While the deals both represented significant raises and longer-term financial security for the right-handed duo, some feel like the players are selling themselves short. It has become a more common practice for players to agree to these types of deals in part due to how stagnant free agency has become. Get the money while you can.

Mets starter Noah Syndergaard is in a similar situation as Severino and Nola were. He and the Mets avoided arbitration last month, agreeing on a $6 million salary for the 2019 season. He has two more years of arbitration eligibility left. A contract extension with the Mets would presumably cover both of those years plus two or three years of what would be free agent years. As Tim Britton of The Athletic reports, however, Syndergaard plans to test free agency when the time comes.

Syndergaard said, “I trust my ability and the talent that I have. So I feel like I’m going to bet (on) myself in free agency and not do what they did. But if it’s fair for both sides and they approach me on it, then maybe we can talk.” He clarified that he would be open to a conversation about an extension, but the Mets thus far haven’t approached him about it.
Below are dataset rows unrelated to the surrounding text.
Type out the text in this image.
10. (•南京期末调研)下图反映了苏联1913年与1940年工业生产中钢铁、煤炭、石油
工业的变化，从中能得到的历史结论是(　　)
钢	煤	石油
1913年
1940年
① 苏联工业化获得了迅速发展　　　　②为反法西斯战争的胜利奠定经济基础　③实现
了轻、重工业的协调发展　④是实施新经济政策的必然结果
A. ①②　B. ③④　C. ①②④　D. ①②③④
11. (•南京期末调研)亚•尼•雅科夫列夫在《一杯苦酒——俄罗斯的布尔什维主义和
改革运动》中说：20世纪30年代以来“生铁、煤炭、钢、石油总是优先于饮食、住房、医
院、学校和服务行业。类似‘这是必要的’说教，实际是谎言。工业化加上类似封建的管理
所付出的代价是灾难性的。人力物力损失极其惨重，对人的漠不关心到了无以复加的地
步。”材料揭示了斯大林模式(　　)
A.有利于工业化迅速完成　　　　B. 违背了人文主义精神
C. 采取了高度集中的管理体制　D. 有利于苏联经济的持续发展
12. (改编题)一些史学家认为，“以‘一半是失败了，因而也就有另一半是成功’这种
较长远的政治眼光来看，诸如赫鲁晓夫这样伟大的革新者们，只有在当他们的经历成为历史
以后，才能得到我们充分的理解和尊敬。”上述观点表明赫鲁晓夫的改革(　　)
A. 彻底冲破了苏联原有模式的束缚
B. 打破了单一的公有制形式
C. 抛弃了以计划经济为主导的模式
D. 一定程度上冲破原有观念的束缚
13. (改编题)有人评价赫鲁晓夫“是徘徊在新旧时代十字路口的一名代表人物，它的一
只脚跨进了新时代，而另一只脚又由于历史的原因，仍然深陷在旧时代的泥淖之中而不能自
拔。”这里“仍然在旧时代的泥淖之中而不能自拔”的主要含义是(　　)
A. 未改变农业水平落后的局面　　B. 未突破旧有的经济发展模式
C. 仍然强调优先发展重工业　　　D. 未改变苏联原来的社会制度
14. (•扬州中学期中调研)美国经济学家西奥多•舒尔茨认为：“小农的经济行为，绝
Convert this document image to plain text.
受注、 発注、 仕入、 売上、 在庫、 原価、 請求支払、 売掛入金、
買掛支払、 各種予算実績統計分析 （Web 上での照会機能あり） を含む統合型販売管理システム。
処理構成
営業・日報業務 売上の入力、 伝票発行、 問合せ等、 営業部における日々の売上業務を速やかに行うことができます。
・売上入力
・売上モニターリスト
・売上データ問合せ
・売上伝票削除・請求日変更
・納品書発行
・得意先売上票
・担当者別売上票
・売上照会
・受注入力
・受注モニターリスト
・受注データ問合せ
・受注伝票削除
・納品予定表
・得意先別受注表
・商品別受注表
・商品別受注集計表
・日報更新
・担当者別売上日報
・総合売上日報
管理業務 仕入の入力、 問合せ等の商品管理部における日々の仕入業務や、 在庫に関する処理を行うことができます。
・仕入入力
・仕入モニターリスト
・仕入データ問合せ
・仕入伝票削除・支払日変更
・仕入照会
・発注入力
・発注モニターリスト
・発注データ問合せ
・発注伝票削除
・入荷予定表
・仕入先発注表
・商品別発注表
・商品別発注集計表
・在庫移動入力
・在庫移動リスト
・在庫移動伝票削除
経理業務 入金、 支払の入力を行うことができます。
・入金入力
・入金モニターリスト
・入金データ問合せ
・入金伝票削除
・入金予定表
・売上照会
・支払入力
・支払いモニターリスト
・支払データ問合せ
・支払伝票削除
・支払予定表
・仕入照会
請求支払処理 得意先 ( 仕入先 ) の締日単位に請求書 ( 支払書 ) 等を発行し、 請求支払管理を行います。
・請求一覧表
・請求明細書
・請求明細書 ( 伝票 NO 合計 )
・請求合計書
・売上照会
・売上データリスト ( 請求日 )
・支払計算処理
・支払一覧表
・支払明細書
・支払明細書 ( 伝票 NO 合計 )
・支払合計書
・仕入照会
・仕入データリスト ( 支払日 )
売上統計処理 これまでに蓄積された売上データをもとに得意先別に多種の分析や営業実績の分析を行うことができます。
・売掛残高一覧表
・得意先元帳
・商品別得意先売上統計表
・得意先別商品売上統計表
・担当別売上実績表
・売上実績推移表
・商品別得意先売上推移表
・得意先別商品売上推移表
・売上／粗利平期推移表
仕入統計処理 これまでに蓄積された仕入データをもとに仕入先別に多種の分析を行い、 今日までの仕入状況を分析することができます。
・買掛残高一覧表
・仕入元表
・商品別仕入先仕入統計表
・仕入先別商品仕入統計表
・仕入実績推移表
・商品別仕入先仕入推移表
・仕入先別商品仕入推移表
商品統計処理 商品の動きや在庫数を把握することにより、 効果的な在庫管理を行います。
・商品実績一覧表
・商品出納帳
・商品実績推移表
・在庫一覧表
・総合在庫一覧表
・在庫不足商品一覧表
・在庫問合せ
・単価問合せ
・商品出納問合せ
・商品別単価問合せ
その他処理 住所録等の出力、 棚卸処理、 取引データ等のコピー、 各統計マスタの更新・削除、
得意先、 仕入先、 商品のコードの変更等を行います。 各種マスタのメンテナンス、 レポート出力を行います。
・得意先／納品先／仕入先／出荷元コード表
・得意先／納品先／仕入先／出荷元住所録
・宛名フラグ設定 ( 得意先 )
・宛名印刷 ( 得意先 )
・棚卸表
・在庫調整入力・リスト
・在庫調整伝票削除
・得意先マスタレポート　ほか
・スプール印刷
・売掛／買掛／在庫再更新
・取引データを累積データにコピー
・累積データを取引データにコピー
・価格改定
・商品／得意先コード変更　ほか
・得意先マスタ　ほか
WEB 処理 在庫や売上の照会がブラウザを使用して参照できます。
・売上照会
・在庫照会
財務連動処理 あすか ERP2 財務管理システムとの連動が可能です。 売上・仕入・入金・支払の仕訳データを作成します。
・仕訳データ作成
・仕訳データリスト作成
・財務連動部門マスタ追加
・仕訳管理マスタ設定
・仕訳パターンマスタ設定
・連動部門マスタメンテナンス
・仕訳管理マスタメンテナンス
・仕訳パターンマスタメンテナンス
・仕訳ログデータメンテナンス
In his words, “There’s been no traction.”

Syndergaard, 26, has been one of baseball’s better starters since debuting in 2015. He owns a career 2.93 ERA with 573 strikeouts and 116 walks in 518 1/3 innings. Among pitchers to have logged at least 400 innings since 2015 and post a lower ERA are Clayton Kershaw (2.22), Jacob deGrom (2.66) and Max Scherzer (2.71). Syndergaard made only seven starts in 2017 yet still ranks seventh among pitchers in total strikeouts since 2015.

If Sydergaard doesn’t end up signing an extension, he will be entering free agency after the 2021 season. The collective bargaining agreement expires in December 2021 and a new one will likely be agreed upon around that time. Syndergaard will hopefully have better prospects entering free agency then than players do now.